UN agency withdraws Gaza international staff

Gaza: The UN agency for Palestinian refugees on Tuesday said it has evacuated international staff members out of the Gaza Strip following mounting protests by employees upset over layoffs and cutbacks. The UN Relief and Works Agency’s operations director, Matthias Schmale, said that nine international personnel occupying “non-essential jobs” were being temporarily moved to occupied Jerusalem.

UNRWA is grappling with a severe financial crisis after the US administration cut $300 million in planned 2018 funding.

The agency’s operations were largely paralysed in the impoverished and blockaded Palestinian enclave, where its schools, health care centres and food distribution offices play an important role.

UNRWA runs more than 270 schools with some 280,000 students in the strip. The agency fired 113 Gaza staff on its emergency programme and turned hundreds of positions into part-time jobs, triggering a series of protests and strikes.

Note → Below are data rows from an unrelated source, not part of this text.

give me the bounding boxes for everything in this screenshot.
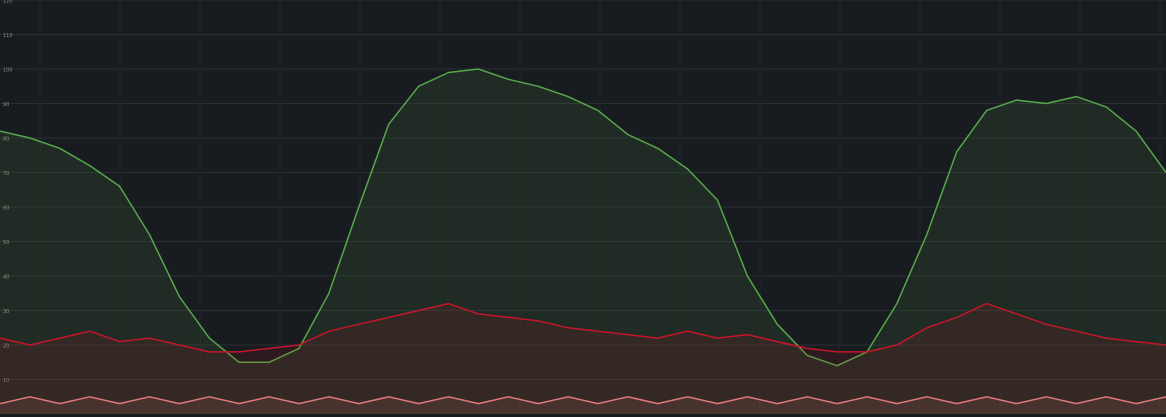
y-tick-label: 50 xyxy=(3,240,9,246)
y-tick-label: 100 xyxy=(3,68,13,74)
y-tick-label: 90 xyxy=(3,102,9,108)
series-line xyxy=(0,302,1166,353)
y-tick-label: 120 xyxy=(3,0,13,5)
y-tick-label: 20 xyxy=(3,344,9,350)
y-tick-label: 10 xyxy=(3,378,9,384)
series-area xyxy=(0,303,1166,414)
series-area xyxy=(0,396,1166,414)
y-tick-label: 30 xyxy=(3,309,9,315)
y-tick-label: 110 xyxy=(3,33,13,39)
series-area xyxy=(0,69,1166,414)
series-line xyxy=(0,68,1166,367)
y-tick-label: 60 xyxy=(3,206,9,212)
y-tick-label: 70 xyxy=(3,171,9,177)
y-tick-label: 40 xyxy=(3,275,9,281)
y-tick-label: 80 xyxy=(3,137,9,143)
series-line xyxy=(0,396,1166,405)
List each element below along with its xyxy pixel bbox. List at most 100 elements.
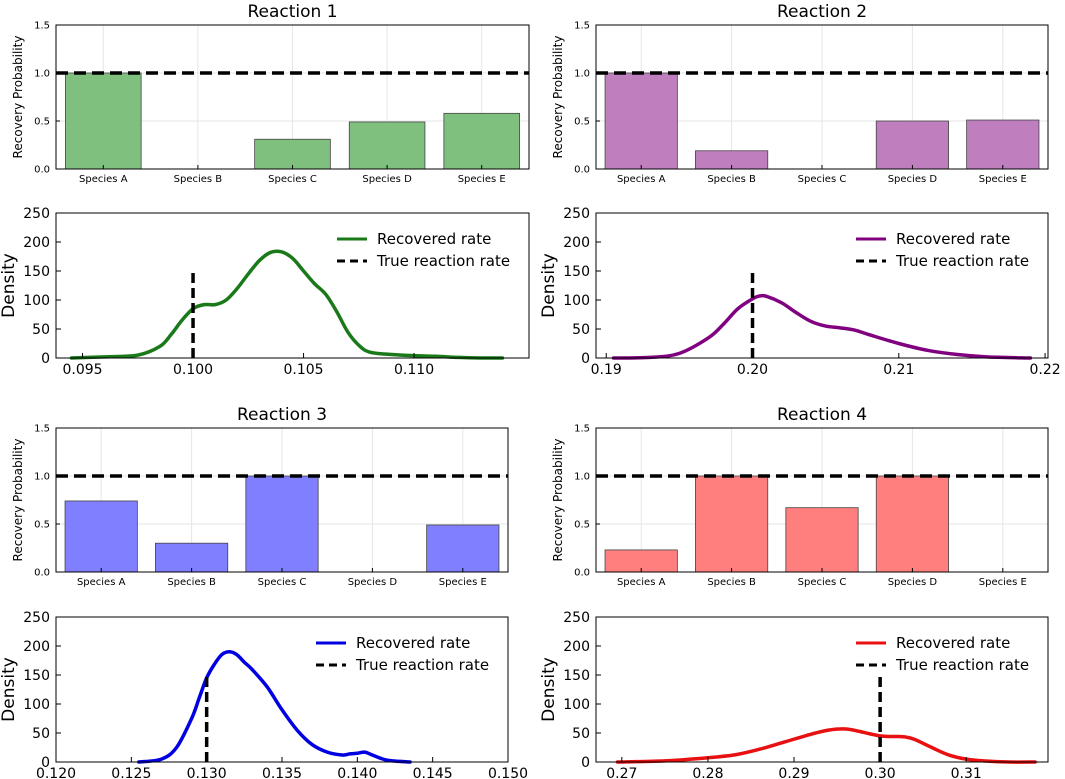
x-tick-label: Species B: [707, 174, 756, 185]
density-chart-3: 0 50 100 150 200 250 0.120 0.125 0.130 0.135 0.140…: [0, 610, 528, 779]
y-tick-label: 0.0: [34, 165, 50, 176]
y-tick-label: 100: [563, 293, 590, 309]
y-tick-label: 1.0: [34, 69, 50, 80]
y-tick-label: 150: [23, 264, 50, 280]
y-axis-label: Recovery Probability: [11, 439, 25, 562]
x-tick-label: Species B: [707, 577, 756, 588]
x-tick-label: 0.150: [488, 766, 528, 779]
x-tick-label: 0.31: [951, 766, 982, 779]
bar: [604, 72, 678, 170]
bar: [966, 119, 1040, 170]
y-tick-label: 0.5: [34, 117, 50, 128]
x-tick-label: 0.27: [606, 766, 637, 779]
y-tick-label: 250: [563, 610, 590, 626]
legend-label-recovered: Recovered rate: [377, 230, 491, 248]
x-tick-label: Species E: [439, 577, 487, 588]
y-tick-label: 1.0: [574, 69, 590, 80]
y-tick-label: 200: [563, 639, 590, 655]
y-tick-label: 0: [41, 351, 50, 367]
legend: Recovered rate True reaction rate: [337, 230, 510, 270]
bar-chart-2: 0.0 0.5 1.0 1.5 Species A Species B Species C S…: [551, 2, 1049, 185]
y-tick-label: 1.0: [574, 472, 590, 483]
x-tick-label: Species A: [617, 174, 666, 185]
bar: [254, 138, 331, 170]
y-tick-label: 250: [563, 206, 590, 222]
y-tick-label: 1.5: [574, 21, 590, 32]
y-tick-label: 100: [563, 697, 590, 713]
density-chart-1: 0 50 100 150 200 250 0.095 0.100 0.105 0.110 Densi…: [0, 206, 530, 378]
x-tick-label: 0.125: [111, 766, 151, 779]
density-chart-2: 0 50 100 150 200 250 0.19 0.20 0.21 0.22 Density Re…: [539, 206, 1061, 378]
x-tick-label: 0.105: [284, 362, 324, 378]
x-tick-label: 0.120: [36, 766, 76, 779]
x-tick-label: Species D: [888, 577, 938, 588]
density-curve: [615, 727, 1037, 764]
axes-frame: [55, 212, 530, 359]
y-axis-label: Recovery Probability: [551, 36, 565, 159]
y-axis-label: Recovery Probability: [551, 439, 565, 562]
x-tick-label: 0.30: [865, 766, 896, 779]
bar: [443, 112, 520, 170]
y-tick-label: 150: [563, 264, 590, 280]
axes-frame: [595, 212, 1049, 359]
y-tick-label: 200: [23, 639, 50, 655]
x-tick-label: Species C: [798, 577, 847, 588]
axes-frame: [595, 616, 1049, 763]
x-tick-label: 0.22: [1029, 362, 1060, 378]
bar: [155, 542, 229, 573]
x-tick-label: Species A: [79, 174, 128, 185]
legend: Recovered rate True reaction rate: [856, 634, 1029, 674]
bar: [426, 524, 500, 573]
x-tick-label: 0.095: [62, 362, 102, 378]
density-chart-4: 0 50 100 150 200 250 0.27 0.28 0.29 0.30 0.31 Densi…: [539, 610, 1049, 779]
bar: [695, 475, 769, 573]
x-tick-label: 0.100: [173, 362, 213, 378]
density-curve: [137, 650, 412, 764]
bar: [64, 500, 138, 573]
y-tick-label: 50: [572, 322, 590, 338]
legend-label-recovered: Recovered rate: [356, 634, 470, 652]
bar: [875, 120, 949, 170]
y-tick-label: 1.5: [34, 21, 50, 32]
y-tick-label: 0.5: [574, 520, 590, 531]
x-tick-label: Species E: [458, 174, 506, 185]
x-tick-label: Species D: [348, 577, 398, 588]
y-tick-label: 100: [23, 293, 50, 309]
chart-title: Reaction 4: [777, 405, 867, 425]
x-tick-label: 0.130: [187, 766, 227, 779]
chart-title: Reaction 3: [237, 405, 327, 425]
x-tick-label: Species D: [362, 174, 412, 185]
x-tick-label: 0.28: [692, 766, 723, 779]
legend-label-true: True reaction rate: [355, 656, 489, 674]
x-tick-label: 0.29: [778, 766, 809, 779]
legend-label-recovered: Recovered rate: [896, 230, 1010, 248]
y-axis-label: Density: [539, 657, 559, 722]
y-tick-label: 0: [581, 755, 590, 771]
x-tick-label: 0.21: [883, 362, 914, 378]
x-tick-label: Species A: [77, 577, 126, 588]
y-tick-label: 0.0: [574, 568, 590, 579]
bar: [245, 475, 319, 573]
y-axis-label: Density: [0, 253, 19, 318]
density-curve: [69, 249, 505, 360]
legend-label-recovered: Recovered rate: [896, 634, 1010, 652]
bar: [875, 475, 949, 573]
legend-label-true: True reaction rate: [895, 252, 1029, 270]
x-tick-label: Species C: [268, 174, 317, 185]
bar: [348, 121, 426, 170]
x-tick-label: Species C: [258, 577, 307, 588]
bar-chart-1: 0.0 0.5 1.0 1.5 Species A Species B Species C S…: [11, 2, 530, 185]
y-tick-label: 150: [23, 668, 50, 684]
y-tick-label: 0: [41, 755, 50, 771]
y-axis-label: Density: [539, 253, 559, 318]
y-tick-label: 0.5: [34, 520, 50, 531]
y-tick-label: 150: [563, 668, 590, 684]
x-tick-label: 0.145: [413, 766, 453, 779]
y-tick-label: 1.0: [34, 472, 50, 483]
bar: [785, 507, 859, 573]
y-tick-label: 50: [572, 726, 590, 742]
legend: Recovered rate True reaction rate: [856, 230, 1029, 270]
y-axis-label: Recovery Probability: [11, 36, 25, 159]
x-tick-label: 0.19: [591, 362, 622, 378]
y-tick-label: 1.5: [34, 424, 50, 435]
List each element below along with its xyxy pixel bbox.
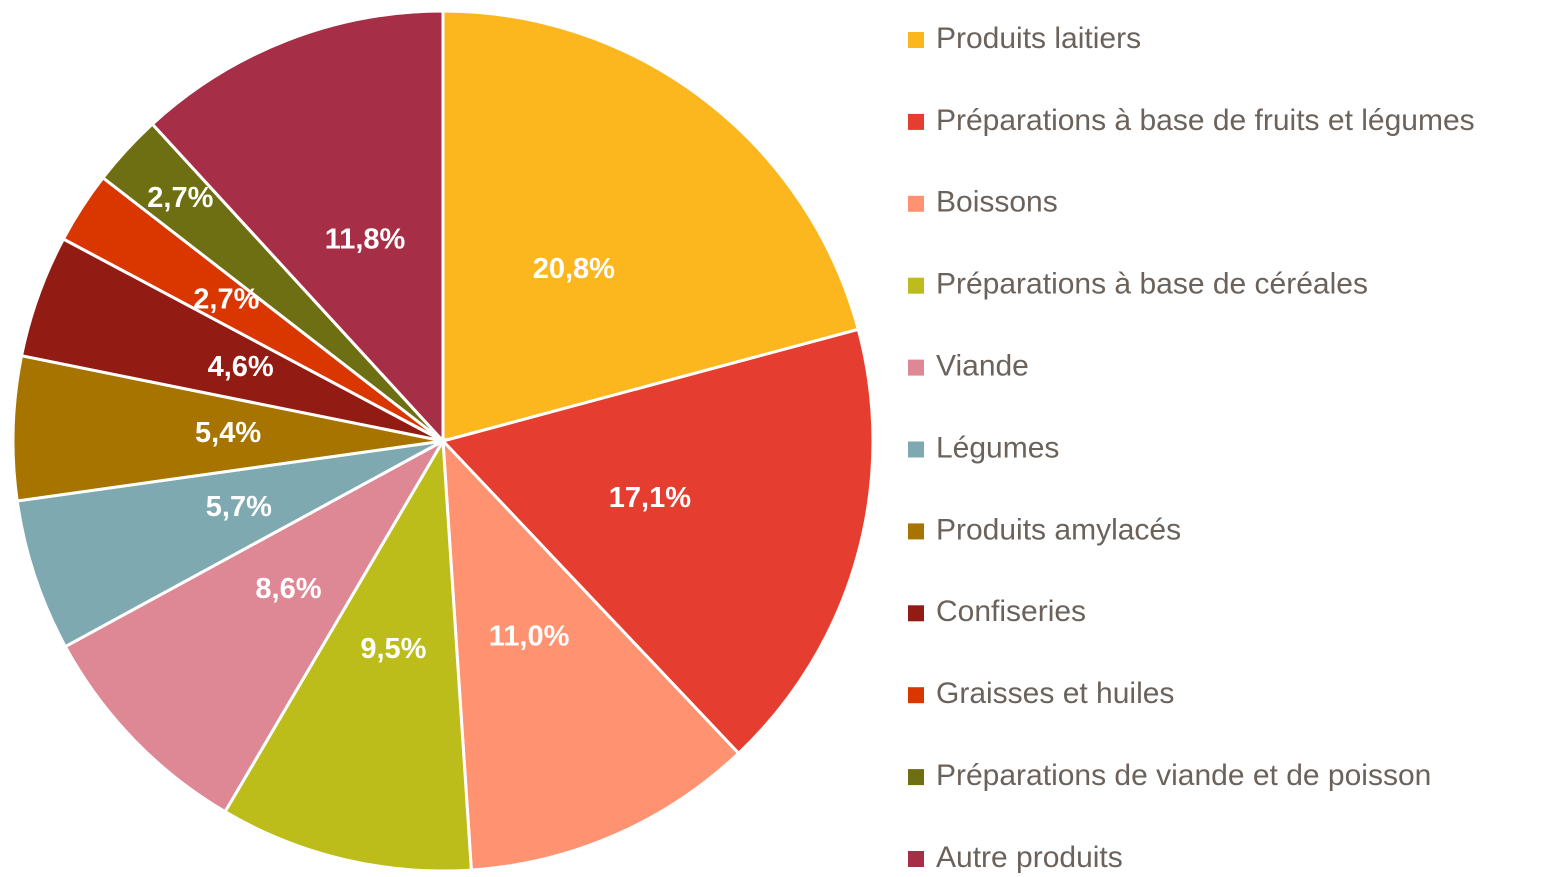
legend-label: Graisses et huiles xyxy=(936,677,1174,710)
legend-label: Boissons xyxy=(936,186,1058,219)
legend-label: Préparations de viande et de poisson xyxy=(936,759,1431,792)
data-label: 5,4% xyxy=(195,417,261,449)
data-label: 4,6% xyxy=(208,351,274,383)
data-label: 9,5% xyxy=(360,633,426,665)
legend-label: Autre produits xyxy=(936,841,1123,874)
legend-swatch xyxy=(908,523,924,540)
data-label: 17,1% xyxy=(609,482,691,514)
data-label: 20,8% xyxy=(533,253,615,285)
pie-slice xyxy=(441,436,741,872)
data-label: 2,7% xyxy=(193,284,259,316)
legend-label: Confiseries xyxy=(936,595,1086,628)
data-label: 11,0% xyxy=(489,621,570,653)
legend-swatch xyxy=(908,113,924,130)
data-label: 8,6% xyxy=(255,573,321,605)
legend-swatch xyxy=(908,32,924,48)
pie-slice xyxy=(441,9,861,443)
pie-slice xyxy=(63,437,448,814)
data-label: 2,7% xyxy=(147,182,213,214)
pie-slice xyxy=(15,439,444,649)
legend-swatch xyxy=(908,441,924,458)
legend-label: Produits laitiers xyxy=(936,22,1141,55)
pie-slice xyxy=(440,327,875,756)
legend-label: Préparations à base de fruits et légumes xyxy=(936,104,1475,137)
legend-label: Viande xyxy=(936,350,1029,383)
legend-label: Légumes xyxy=(936,431,1059,464)
legend-swatch xyxy=(908,687,924,704)
legend-swatch xyxy=(908,277,924,294)
legend-swatch xyxy=(908,359,924,376)
legend-swatch xyxy=(908,769,924,786)
pie-slice xyxy=(223,436,473,873)
pie-slice xyxy=(11,353,444,503)
data-label: 5,7% xyxy=(206,491,272,523)
pie-slice xyxy=(150,9,445,445)
legend-swatch xyxy=(908,605,924,622)
legend-swatch xyxy=(908,851,924,867)
legend-label: Produits amylacés xyxy=(936,513,1181,546)
legend-swatch xyxy=(908,195,924,212)
data-label: 11,8% xyxy=(325,223,406,255)
legend-label: Préparations à base de céréales xyxy=(936,268,1368,301)
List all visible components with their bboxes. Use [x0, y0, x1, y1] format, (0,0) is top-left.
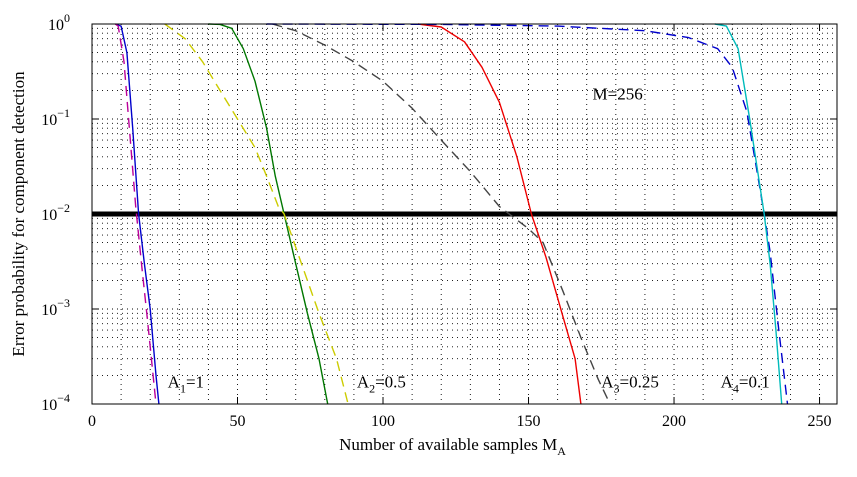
series-line-5 [272, 23, 611, 405]
y-tick-mantissa: 10 [48, 17, 64, 34]
y-tick-label: 10−4 [41, 391, 70, 414]
x-tick-label: 200 [662, 413, 686, 430]
y-tick-label: 10−1 [41, 106, 70, 129]
series-line-1 [115, 23, 160, 405]
annotation-subscript: 2 [369, 381, 375, 395]
annotation-value: =1 [186, 372, 204, 391]
y-tick-mantissa: 10 [41, 302, 57, 319]
y-tick-exponent: 0 [64, 11, 70, 25]
y-tick-label: 10−2 [41, 201, 70, 224]
x-tick-label: 0 [88, 413, 96, 430]
x-tick-label: 150 [517, 413, 541, 430]
annotation-subscript: 3 [614, 381, 620, 395]
annotation-label: A4=0.1 [721, 372, 770, 395]
y-tick-mantissa: 10 [41, 112, 57, 129]
annotation-label: A1=1 [168, 372, 204, 395]
series-line-7 [266, 23, 789, 405]
y-tick-exponent: −2 [57, 201, 70, 215]
x-axis-label-main: Number of available samples M [339, 435, 557, 454]
annotation-value: =0.25 [620, 372, 659, 391]
x-tick-label: 250 [808, 413, 832, 430]
annotation-subscript: 4 [733, 381, 739, 395]
y-tick-mantissa: 10 [41, 397, 57, 414]
annotation-label: A2=0.5 [357, 372, 406, 395]
annotation-subscript: 1 [180, 381, 186, 395]
annotation-main: A [357, 372, 370, 391]
x-tick-label: 100 [371, 413, 395, 430]
annotation-label: A3=0.25 [601, 372, 659, 395]
annotation-value: =0.5 [375, 372, 406, 391]
y-tick-label: 10−3 [41, 296, 70, 319]
y-tick-label: 100 [48, 11, 70, 34]
series-line-4 [164, 23, 349, 405]
y-tick-mantissa: 10 [41, 207, 57, 224]
y-tick-exponent: −3 [57, 296, 70, 310]
y-tick-exponent: −4 [57, 391, 70, 405]
annotation-main: A [168, 372, 181, 391]
annotation-value: =0.1 [739, 372, 770, 391]
annotation-main: A [601, 372, 614, 391]
series-line-3 [208, 23, 329, 405]
y-axis-label: Error probability for component detectio… [9, 71, 28, 357]
x-axis-label: Number of available samples MA [339, 435, 566, 458]
x-axis-label-subscript: A [557, 444, 566, 458]
series-line-8 [714, 23, 783, 405]
series-line-6 [417, 23, 582, 405]
x-tick-label: 50 [230, 413, 246, 430]
annotation-main: A [721, 372, 734, 391]
series-line-2 [114, 23, 157, 405]
annotation-label: M=256 [593, 85, 643, 104]
series-layer [114, 23, 789, 405]
y-tick-exponent: −1 [57, 106, 70, 120]
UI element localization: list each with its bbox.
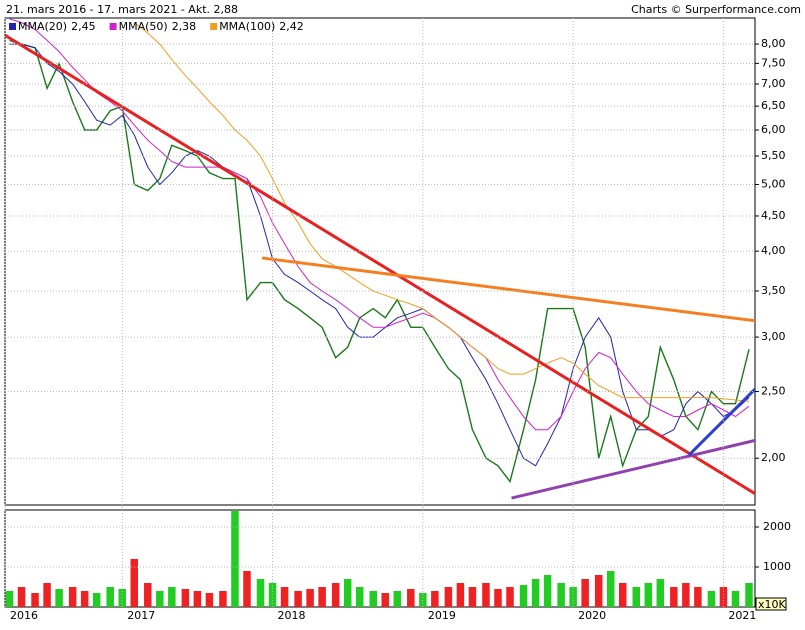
- volume-bar: [219, 591, 227, 607]
- volume-bar: [156, 591, 164, 607]
- volume-bar: [431, 591, 439, 607]
- volume-bar: [31, 593, 39, 607]
- y-tick-label: 5,00: [761, 177, 786, 190]
- price-panel: [4, 17, 756, 506]
- legend-swatch: [109, 23, 117, 30]
- volume-bar: [205, 593, 214, 607]
- y-tick-label: 2000: [763, 520, 791, 533]
- volume-bar: [144, 583, 152, 607]
- header-credit: Charts © Surperformance.com: [631, 3, 801, 16]
- y-tick-label: 8,00: [761, 37, 786, 50]
- legend-value: 2,42: [279, 20, 304, 33]
- trend-line: [687, 387, 755, 457]
- volume-bar: [707, 591, 716, 607]
- y-tick-label: 3,50: [761, 284, 786, 297]
- y-tick-label: 1000: [763, 560, 791, 573]
- volume-bar: [731, 591, 740, 607]
- volume-bar: [670, 587, 678, 607]
- volume-bar: [606, 571, 615, 607]
- volume-bar: [343, 579, 352, 607]
- volume-bar: [106, 587, 114, 607]
- legend-label: MMA(100): [219, 20, 275, 33]
- volume-bar: [618, 583, 627, 607]
- unit-label: x10K: [758, 598, 787, 611]
- volume-bar: [331, 583, 340, 607]
- volume-bar: [355, 587, 364, 607]
- volume-bar: [407, 589, 415, 607]
- volume-bar: [43, 583, 51, 607]
- volume-bar: [17, 587, 26, 607]
- volume-bar: [68, 587, 77, 607]
- volume-bar: [494, 589, 502, 607]
- volume-bar: [482, 583, 490, 607]
- volume-bar: [381, 593, 390, 607]
- volume-bar: [632, 587, 641, 607]
- legend-label: MMA(20): [18, 20, 67, 33]
- volume-bar: [594, 575, 603, 607]
- volume-bar: [256, 579, 265, 607]
- volume-bar: [92, 593, 101, 607]
- volume-bar: [294, 591, 302, 607]
- volume-bar: [231, 511, 239, 607]
- volume-bar: [506, 587, 514, 607]
- header-period: 21. mars 2016 - 17. mars 2021 - Akt. 2,8…: [6, 3, 238, 16]
- y-tick-label: 7,50: [761, 56, 786, 69]
- volume-bar: [193, 591, 202, 607]
- x-tick-label: 2017: [127, 609, 155, 622]
- y-tick-label: 4,50: [761, 209, 786, 222]
- ma-line: [9, 18, 750, 431]
- x-tick-label: 2018: [278, 609, 306, 622]
- y-tick-label: 2,00: [761, 451, 786, 464]
- volume-bar: [543, 575, 552, 607]
- y-tick-label: 4,00: [761, 244, 786, 257]
- volume-bar: [5, 591, 14, 607]
- legend-swatch: [9, 23, 16, 30]
- trend-line: [261, 256, 755, 323]
- volume-bar: [531, 579, 540, 607]
- volume-bar: [694, 587, 702, 607]
- price-line: [9, 39, 750, 484]
- volume-bar: [444, 587, 453, 607]
- volume-bar: [644, 583, 653, 607]
- x-tick-label: 2020: [578, 609, 606, 622]
- volume-bar: [581, 579, 589, 607]
- x-tick-label: 2016: [10, 609, 38, 622]
- volume-bar: [745, 583, 753, 607]
- trend-line: [5, 33, 755, 496]
- volume-bar: [369, 591, 377, 607]
- volume-bar: [456, 583, 465, 607]
- x-tick-label: 2021: [728, 609, 756, 622]
- unit-box: [755, 597, 787, 611]
- x-tick-label: 2019: [428, 609, 456, 622]
- volume-bar: [168, 587, 176, 607]
- volume-bar: [306, 589, 314, 607]
- y-tick-label: 2,50: [761, 385, 786, 398]
- volume-bar: [393, 591, 402, 607]
- y-tick-label: 6,50: [761, 99, 786, 112]
- ma-line: [133, 22, 750, 402]
- volume-bar: [656, 579, 665, 607]
- volume-bar: [557, 583, 565, 607]
- volume-bar: [243, 571, 251, 607]
- volume-bar: [130, 559, 139, 607]
- legend-value: 2,45: [71, 20, 96, 33]
- trend-line: [511, 438, 755, 500]
- legend-label: MMA(50): [119, 20, 168, 33]
- volume-bar: [55, 589, 63, 607]
- volume-bar: [682, 583, 690, 607]
- y-tick-label: 3,00: [761, 330, 786, 343]
- volume-bar: [519, 585, 528, 607]
- legend-value: 2,38: [172, 20, 197, 33]
- volume-bar: [181, 589, 190, 607]
- volume-bar: [280, 587, 289, 607]
- legend-swatch: [210, 23, 218, 30]
- volume-bar: [318, 587, 326, 607]
- volume-bar: [80, 591, 89, 607]
- y-tick-label: 7,00: [761, 77, 786, 90]
- y-tick-label: 6,00: [761, 123, 786, 136]
- volume-panel: [4, 509, 756, 608]
- y-tick-label: 5,50: [761, 149, 786, 162]
- volume-bar: [468, 587, 477, 607]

Even before the strike, laid-off employees had been preventing international and local staff from accessing UNRWA’s headquarters in Gaza City.

A source with knowledge of the situation said six foreign staffers remained out of the 19 who are usually present.

Amir Al Mashal, head of the UNRWA employees union in Gaza, pledged “an intensification of union actions” in the coming weeks.

Adnan Abu Hasna, an UNRWA spokesman in Gaza, called on the union to “return to the negotiating table immediately.”

A Hamas official said on condition of anonymity yesterday that “no harm has been done to any Arab or foreign staff,” while adding that the Islamist movement supports the employees’ demands.

“The agency’s crisis has been invented for political reasons,” he said. “No one can take way refugees’ right of return.”

Gaza’s economy has been ravaged by a blockade imposed by the Israeli occupation regime following the Hamas’s takeover of the territory in 2007. Jobs are extremely hard to come by, with the unemployment rate now over 50 per cent, according to the World Bank.

Schmale, who remains in Gaza, said the management “can’t function properly” under the conditions.

UNRWA was established seven decades ago to provide services to 700,000 Palestinians who fled or were forced from their homes in the 1948 war surrounding Israel’s creation.

Today, it serves 5 million refugees and their descendants, including 1.3 million in Gaza alone.

Created in 1949, UNRWA supplies aid to more than three million of the five million eligible Palestinian refugees in Jordan, Lebanon, Syria and the Palestinian territories.

Around 13,000 people work for UNRWA in Gaza, where more than two-thirds of the roughly two million residents are eligible for aid.

Israel and Palestinian militants in Gaza have fought three wars since 2008.